Twenty-four arteries of rabbit ears, divided into three groups of eight, were prepared and 32P-platelets injected. Arteriotomy (7 mm) and intimectomy (5 mm) were performed and in vivo platelet accumulation followed for 2 hours. Group A comprised untreated control animals, group B was treated with 17 ml saline/kg bw, and group C with 1 g dextran and 17 ml saline/kg bw (Macrodex). Significant differences in platelet accumulation were observed only between the control and Macrodex groups at 105 and 120 minutes. In the control and saline groups four of eight vessels showed poor or no patency. All Macrodex vessels showed good patency. Control and saline vessels had large amounts of red thrombotic material, except for three saline cases with small amounts. After Macrodex treatment five of eight vessels were apparently clean, while the other three showed only small amounts of red thrombotic material. Dextran seems not to influence platelet function but rather to inhibit fibrin stabilization and probably increases fibrinolysis. Vascular patency was only endangered by the formation of solid fibrin-containing red thrombi.

The influence of dextran and saline solution upon platelet behavior after microarterial anastomosis.

Microarterial anastomoses were performed on the central arteries of the ears in rabbits. An untreated control group was compared with two groups treated with saline solution and dextran 70 in saline solution respectively. Anastomotic bleeding times were prolonged in both treated groups. In vivo accumulation of 32phosphorous labelled platelets infused prior to any treatment was measured at the anastomotic sites for two hours after anastomosis. Treatment with saline solution resulted in prolonged periods of platelet accumulation--desaggregation processes and abnormally high levels in 50 per cent of the rabbits. Treatment with dextran resulted in increased quantitative accumulation of platelets at all times compared with the control groups. In some rabbits treated with dextran, platelet accumulation patterns indicated microembolization due to increased platelet thrombus fragility. Despite increased platelet accumulation in the dextran groups all vessels showed good patency and only small amounts of thrombosis material compared with the control and saline solution groups. Poor patency was registered only in one instance in the control group and two instances in the saline solution group. Using ex vivo platelet aggregometry, saline solution slightly decreased and dextran slightly increased platelet aggregability. The conclusion is that dextran does not act as an antiplatelet agent but minimizes formation of dangerous solid fibrin platelet thrombi due to a defective fragile fibrin structure adn perhaps increased fibrinolysis.

The appearance of endothelium in small arteries after treatment with 5-fluorouracil. An electron microscopic study of late effects in rabbits.

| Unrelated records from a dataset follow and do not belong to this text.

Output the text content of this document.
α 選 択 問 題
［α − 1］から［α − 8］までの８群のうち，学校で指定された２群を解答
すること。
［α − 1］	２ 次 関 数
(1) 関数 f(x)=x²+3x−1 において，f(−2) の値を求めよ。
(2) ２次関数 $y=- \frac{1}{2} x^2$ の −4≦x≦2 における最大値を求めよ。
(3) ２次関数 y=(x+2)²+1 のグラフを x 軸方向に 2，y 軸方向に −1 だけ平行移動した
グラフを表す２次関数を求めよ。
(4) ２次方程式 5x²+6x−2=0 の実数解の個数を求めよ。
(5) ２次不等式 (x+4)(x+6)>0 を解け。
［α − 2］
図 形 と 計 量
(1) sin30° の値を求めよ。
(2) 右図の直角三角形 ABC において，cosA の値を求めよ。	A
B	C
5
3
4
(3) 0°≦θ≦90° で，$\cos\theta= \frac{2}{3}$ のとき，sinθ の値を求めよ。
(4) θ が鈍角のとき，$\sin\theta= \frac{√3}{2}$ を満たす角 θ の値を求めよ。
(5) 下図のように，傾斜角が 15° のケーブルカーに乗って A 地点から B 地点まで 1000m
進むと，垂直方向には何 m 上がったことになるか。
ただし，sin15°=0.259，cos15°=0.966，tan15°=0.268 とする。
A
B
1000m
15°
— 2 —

Cardiotoxicity is an unexplained toxic manifestation of 5-fluorouracil (5-FU). Its possible mechanism could be a direct cytotoxic effect on the vascular endothelium. We have tested this hypothesis in an experimental study in rabbits, using scanning and transmission electron microscopic evaluation of endothelium in small arteries (the central artery of the ear). The perfusion fixation method at physiological pressure and temperature was used. Both local and systemic effects of 5-FU on endothelium were studied 1, 3, 7, 14 and 30 days after in vivo treatment with 5-FU. Fifteen rabbits were used and five additional animals served as controls. The following parameters were evaluated: vessel wall and endothelial cell contraction, cell oedema, cytolysis, occurrence of denuded areas, platelet adhesion/aggregation and fibrin formation. For the description of each parameter, a scale of negative points (0.0-3.0) was used. We found severe cell damage with accompanying thrombus formation. The findings support the hypothesis that the thrombogenic effect of 5-FU, secondary to its direct cytotoxic effect on endothelium, is the pathophysiological mechanism behind 5-FU cardiotoxicity.